Better answers, weaker verification

Another key finding: although accuracy improved with Gemini 3, the verifiability of answers declined. Oumi examined whether the sources linked by Google actually supported the given answers.

With Gemini 2, 37% of correct answers were “ungrounded,” meaning the linked sources did not fully support the information. With Gemini 3, this rose to 56%. In many cases, users cannot verify the correctness of an answer based on the provided sources.

The quality of sources is also debatable. Among the 5,380 cited sources, Facebook and Reddit were the second and fourth most frequent. For correct answers, Facebook was cited in 5% of cases; for incorrect ones, in 7%. This may reflect Google’s preference for sources less likely to pursue legal action over content usage.

Errors can also occur even when the system identifies the correct source. For example, when asked about the Classical Music Hall of Fame, Google found the correct website listing Yo-Yo Ma as a member but still claimed there was no record of his induction.

In another case, when asked about a river west of Goldsboro, North Carolina, Google correctly identified a tourism website but misinterpreted the information, naming the Neuse River instead of the actual western river, the Little River.

Similarly, when asked about the Bob Marley Museum, Google’s AI Overview gave the incorrect opening year of 1987 instead of 1986, based on conflicting information from a Facebook post, a travel blog, and a Wikipedia page.

Google criticizes the study

To verify responses, Oumi used its own AI verification model, HallOumi, enabling large-scale evaluation. However, this introduces a key limitation: the verifying AI itself can make mistakes. Additionally, AI Overviews can generate different answers to identical queries, even seconds apart.

Google criticized the study as flawed. Spokesperson Ned Adriance argued that the SimpleQA benchmark contains inaccuracies and does not reflect real user search behavior.

Despite its name, the SimpleQA benchmark includes particularly difficult questions, where at least one AI model previously failed. It is also designed for answer scenarios without internet access.

Google’s latest model, Gemini 3.1 Pro, reportedly shows a 38-percentage-point reduction in hallucination rates compared to Gemini 3, according to the Artificial Analysis Intelligence Index. At the time of testing, Google Search likely used a lighter “Flash” version of Gemini 3. According to Google, results that incorporate web search are more accurate than those based solely on model knowledge.

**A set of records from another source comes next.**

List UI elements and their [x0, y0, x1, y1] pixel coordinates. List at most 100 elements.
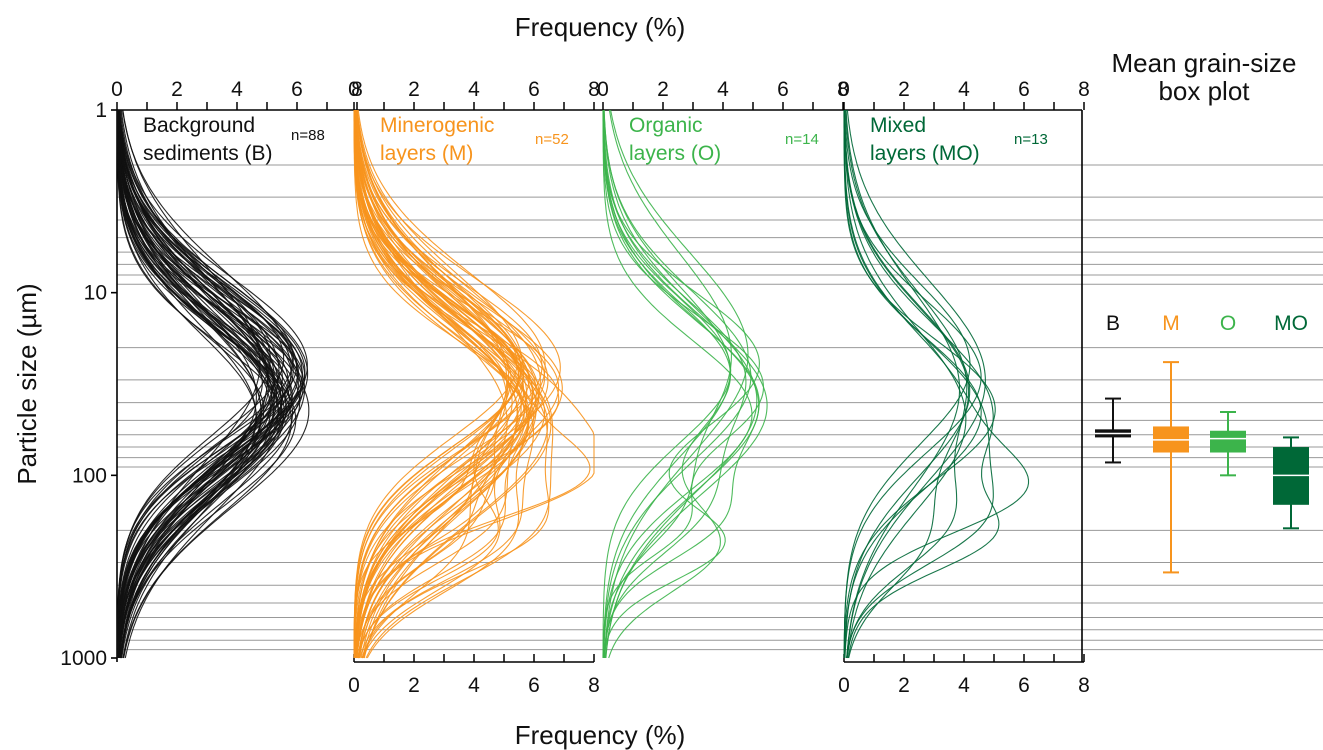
sample-count-label: n=13 — [1014, 131, 1048, 148]
distribution-curve — [602, 110, 732, 658]
top-x-tick-label: 8 — [1078, 78, 1090, 101]
distribution-curve — [353, 110, 520, 658]
panel-label: Background — [143, 114, 255, 137]
top-x-tick-label: 6 — [528, 78, 540, 101]
sample-count-label: n=88 — [291, 127, 325, 144]
distribution-curve — [354, 109, 546, 659]
distribution-curve — [354, 109, 519, 659]
distribution-curve — [117, 109, 306, 659]
bottom-axis-title: Frequency (%) — [515, 720, 686, 750]
boxplot-category-label: O — [1220, 312, 1236, 335]
top-x-tick-label: 6 — [777, 78, 789, 101]
top-x-tick-label: 0 — [597, 78, 609, 101]
boxplot-title: Mean grain-size — [1112, 48, 1297, 78]
panel-label: Organic — [629, 114, 703, 137]
distribution-curve — [354, 109, 508, 659]
distribution-curve — [353, 110, 509, 659]
distribution-curve — [603, 109, 752, 659]
bottom-x-tick-label: 6 — [1018, 674, 1030, 697]
y-tick-label: 1000 — [60, 647, 107, 670]
distribution-curve — [602, 109, 760, 659]
bottom-x-tick-label: 0 — [348, 674, 360, 697]
distribution-curve — [117, 109, 309, 659]
panel-label: layers (M) — [380, 142, 473, 165]
distribution-curve — [354, 109, 561, 659]
boxplot-category-label: M — [1162, 312, 1180, 335]
top-x-tick-label: 0 — [111, 78, 123, 101]
top-x-tick-label: 8 — [837, 78, 849, 101]
bottom-x-tick-label: 4 — [958, 674, 970, 697]
distribution-curve — [602, 109, 731, 659]
top-x-tick-label: 8 — [588, 78, 600, 101]
distribution-curve — [353, 110, 595, 659]
distribution-curve — [355, 109, 528, 659]
distribution-curve — [116, 109, 284, 659]
top-x-tick-label: 4 — [717, 78, 729, 101]
panel-label: Mixed — [870, 114, 926, 137]
distribution-curve — [117, 109, 301, 659]
distribution-curve — [843, 110, 996, 658]
y-axis-label: Particle size (µm) — [12, 283, 42, 484]
distribution-curve — [354, 109, 525, 659]
top-x-tick-label: 6 — [291, 78, 303, 101]
boxplot-category-label: MO — [1274, 312, 1308, 335]
boxplot-title: box plot — [1158, 76, 1250, 106]
distribution-curve — [603, 109, 758, 659]
distribution-curve — [116, 110, 282, 659]
distribution-curve — [116, 110, 304, 658]
top-x-tick-label: 0 — [838, 78, 850, 101]
distribution-curve — [843, 109, 971, 659]
bottom-x-tick-label: 2 — [408, 674, 420, 697]
distribution-curve — [117, 109, 275, 659]
top-axis-title: Frequency (%) — [515, 12, 686, 42]
sample-count-label: n=14 — [785, 131, 819, 148]
distribution-curve — [602, 109, 731, 659]
top-x-tick-label: 6 — [1018, 78, 1030, 101]
y-tick-label: 1 — [95, 99, 107, 122]
distribution-curve — [353, 109, 530, 659]
distribution-curve — [843, 110, 1030, 659]
bottom-x-tick-label: 4 — [468, 674, 480, 697]
panel-label: layers (O) — [629, 142, 721, 165]
distribution-curve — [354, 109, 563, 659]
panel-label: Minerogenic — [380, 114, 494, 137]
boxplot-box — [1210, 430, 1246, 453]
top-x-tick-label: 2 — [898, 78, 910, 101]
y-tick-label: 100 — [72, 464, 107, 487]
top-x-tick-label: 0 — [348, 78, 360, 101]
bottom-x-tick-label: 2 — [898, 674, 910, 697]
top-x-tick-label: 2 — [657, 78, 669, 101]
distribution-curve — [603, 109, 732, 659]
panel-label: sediments (B) — [143, 142, 273, 165]
bottom-x-tick-label: 6 — [528, 674, 540, 697]
distribution-curve — [353, 109, 560, 659]
y-tick-label: 10 — [84, 282, 107, 305]
top-x-tick-label: 4 — [958, 78, 970, 101]
top-x-tick-label: 2 — [171, 78, 183, 101]
distribution-curve — [602, 110, 765, 658]
distribution-curve — [604, 109, 749, 659]
bottom-x-tick-label: 8 — [588, 674, 600, 697]
bottom-x-tick-label: 0 — [838, 674, 850, 697]
panel-label: layers (MO) — [870, 142, 980, 165]
boxplot-category-label: B — [1106, 312, 1120, 335]
top-x-tick-label: 8 — [351, 78, 363, 101]
top-x-tick-label: 2 — [408, 78, 420, 101]
distribution-curve — [356, 109, 541, 659]
distribution-curve — [353, 109, 539, 658]
top-x-tick-label: 4 — [468, 78, 480, 101]
top-x-tick-label: 4 — [231, 78, 243, 101]
distribution-curve — [120, 109, 268, 659]
distribution-curve — [354, 109, 552, 659]
distribution-curve — [846, 109, 986, 659]
distribution-curve — [353, 110, 560, 659]
distribution-curve — [844, 109, 968, 659]
distribution-curve — [353, 110, 529, 659]
distribution-curve — [843, 109, 967, 659]
distribution-curve — [354, 109, 534, 659]
bottom-x-tick-label: 8 — [1078, 674, 1090, 697]
distribution-curve — [602, 110, 753, 659]
sample-count-label: n=52 — [535, 131, 569, 148]
distribution-curve — [602, 109, 747, 659]
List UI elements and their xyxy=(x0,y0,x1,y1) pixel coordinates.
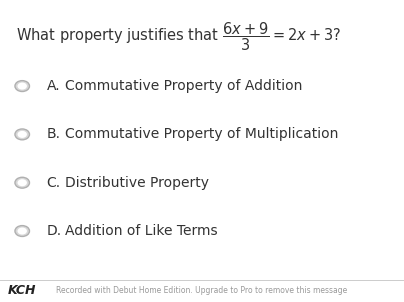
Circle shape xyxy=(17,82,27,90)
Circle shape xyxy=(17,131,27,138)
Circle shape xyxy=(17,179,27,186)
Text: What property justifies that $\dfrac{6x+9}{3} = 2x + 3$?: What property justifies that $\dfrac{6x+… xyxy=(16,20,341,53)
Text: Recorded with Debut Home Edition. Upgrade to Pro to remove this message: Recorded with Debut Home Edition. Upgrad… xyxy=(57,286,347,295)
Circle shape xyxy=(15,226,29,236)
Text: B.: B. xyxy=(46,127,61,141)
Text: Addition of Like Terms: Addition of Like Terms xyxy=(65,224,217,238)
Text: KCH: KCH xyxy=(8,284,37,297)
Circle shape xyxy=(15,129,29,140)
Circle shape xyxy=(15,177,29,188)
Text: C.: C. xyxy=(46,176,61,190)
Text: Distributive Property: Distributive Property xyxy=(65,176,208,190)
Circle shape xyxy=(15,81,29,92)
Circle shape xyxy=(17,227,27,235)
Text: Commutative Property of Multiplication: Commutative Property of Multiplication xyxy=(65,127,338,141)
Text: Commutative Property of Addition: Commutative Property of Addition xyxy=(65,79,302,93)
Text: D.: D. xyxy=(46,224,61,238)
Text: A.: A. xyxy=(46,79,60,93)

The impact of AI answers on the web

The broader controversy around Google’s AI Overviews concerns their structural impact on the internet. By providing direct answers instead of directing users to external websites, Google reduces traffic to publishers, undermining their economic foundation.

The open web risks losing its role as a freely linked information network, gradually being replaced by a centralized AI interface controlled by Google. For most users, a 90% accuracy rate is sufficient, reducing the incentive to verify information through original sources.